From above these 11 models, McDonald has been using the switchboard profit model because it basically employs the strategic alliances which allows multiple sellers to multiple buyers in exchange of fees or royalties between franchiser and franchisees. It is also seems that McDonald is using the profit multiplier model due to the fact that it allows the same trademark capability or service along with a strong consumer brand.

References

Pearce II, J.A.,& Robinson, R.B. (2012). Strategic Management: Formulation, Implementation, and Control. New York: McGraw-Hill Irwin.

3.        How can a firm pursue both low-cost leadership and differentiation strategies simultaneously? Can you present an example?

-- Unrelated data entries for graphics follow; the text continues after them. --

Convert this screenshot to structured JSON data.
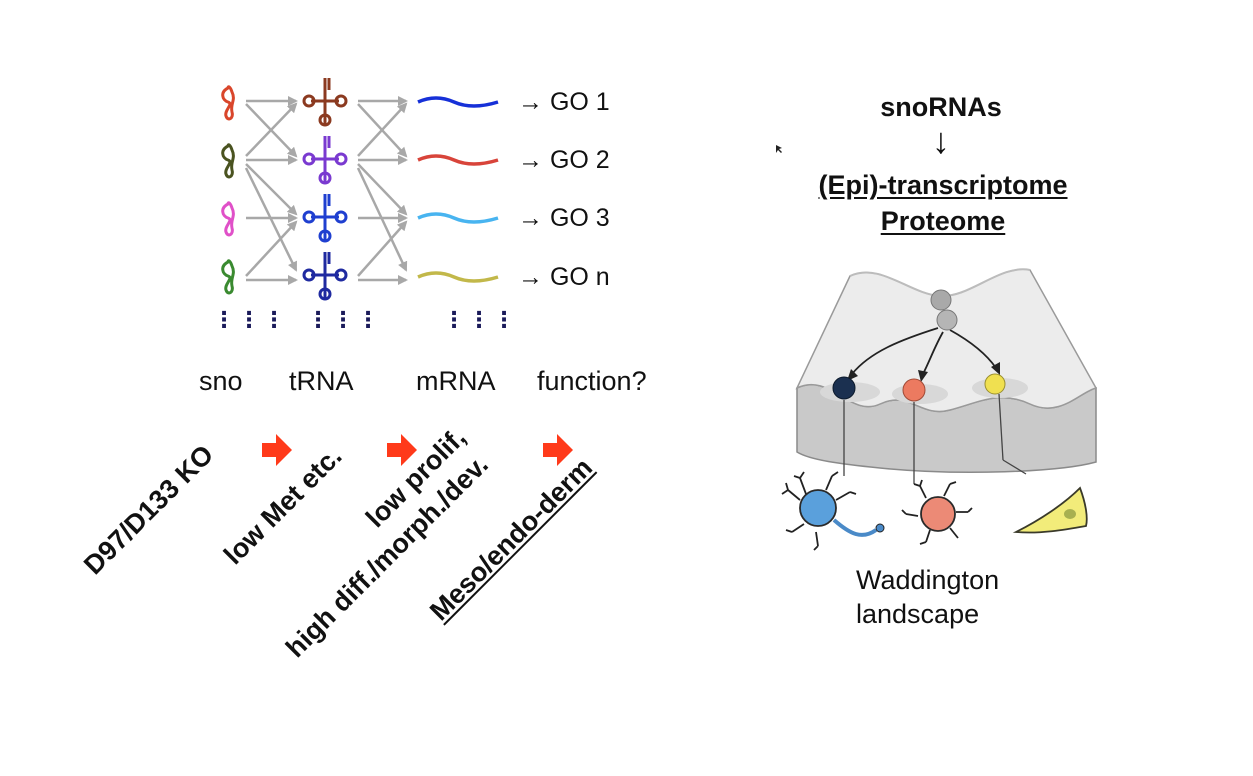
{
  "left_panel": {
    "columns": {
      "sno": "sno",
      "trna": "tRNA",
      "mrna": "mRNA",
      "function": "function?"
    },
    "go_terms": [
      "GO 1",
      "GO 2",
      "GO 3",
      "GO n"
    ],
    "go_arrow": "→",
    "ellipsis": "⋮",
    "cascade": {
      "step1": "D97/D133 KO",
      "step2": "low Met etc.",
      "step3_line1": "low prolif,",
      "step3_line2": "high diff./morph./dev.",
      "step4": "Meso/endo-derm"
    },
    "colors": {
      "sno": [
        "#d9462b",
        "#4a5320",
        "#e050c8",
        "#3a8a30"
      ],
      "trna": [
        "#8b3a20",
        "#7a3ad0",
        "#1f3fd0",
        "#1f2aa0"
      ],
      "mrna": [
        "#1630d8",
        "#d8443a",
        "#48b4f0",
        "#c2b84a"
      ],
      "cascade_arrow": "#ff3a1a"
    }
  },
  "right_panel": {
    "title": "snoRNAs",
    "down_arrow": "↓",
    "line1": "(Epi)-transcriptome",
    "line2": "Proteome",
    "caption_line1": "Waddington",
    "caption_line2": "landscape",
    "ball_colors": [
      "#a9a9a9",
      "#1b3050",
      "#ec7a60",
      "#f0e050"
    ]
  }
}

It is true that when companies have one or more resource capabilities that are really differentiated them from their key competitors and also have resources capabilities that let them operate at a lower cost will consistently outperform their rivals that do not. Gaining both advantages simultaneously need a deeper analysis and selection of business strategies and value chain activities. In order to pursue both low cost leadership and differentiation strategies, a firm must work on two major activities such as cost reductions through economies of scale, and product innovation through R&D than its competitors.
Facebook is a perfect example which has been pursuing both low-cost leadership and differentiation strategies in order to achieve a long term success and viability in the future. It is employing a low cost strategy by economies of scale in the sense that it has been offering advertisers and other customers desiring to get the widest audience exposure per dollar spent within a social networking venue. On the other hand, differentiation strategy is simultaneously is being employed in the sense that it has been constantly designed to go beyond the traditional online advertising. It has now using the digital bulletin boards which is totally different than traditional banners ads. It is also striving to use e-commerce-buying and selling digital items and virtual gifts. In addition, it has also opened itself to software developers/entrepreneurs who can make applications to be used on facebook where necessary.

References

Pearce II, J.A.,& Robinson, R.B. (2012). Strategic Management: Formulation, Implementation, and Control. New York: McGraw-Hill Irwin.


4.        Do you think it is better to concentrate on one source of competitive advantage (cost versus differentiation, versus focus, versus speed) or to nurture multiples in a firm's operation?

It is challenging question for strategic managers, whether it is better to concentrate on one source of competitive advantage (either cost, differentiation, focus or speed) or to nurture multiples in a firm’s operation. I personally think that it depends on the situation or life cycle of the firms. At introduction and growth phases, it is better to concentrate on one source of competitive advantage. However, later phases such as maturity and growth stages, it is better to nurture multiple sources in a firm’s operation
It is true that a firm that has multiple advantages (cost and differentiation and speed, for example) is obviously better off than one that has a single source of advantage. However, it is clear that the skills required to support each strategy are quite different. It may be difficult for a firm to compete on all three. Hence, having said this, nurturing all the strategies in a firm’s operations is very hard to achieve along with high risks and challenges. Thus, I think that it is better to concentrate on one source of competitive advantage at one time when firms are operating effectively and competitively than its rivals, and it should focus on multiple sources when firms are at maturity and decline stage of life cycles, and not performing well in comparison to its rivals then it should strive to nurture the multiple sources to gain sustainable market share.  

References

Pearce II, J.A.,& Robinson, R.B. (2012). Strategic Management: Formulation, Implementation, and Control. New York: McGraw-Hill Irwin.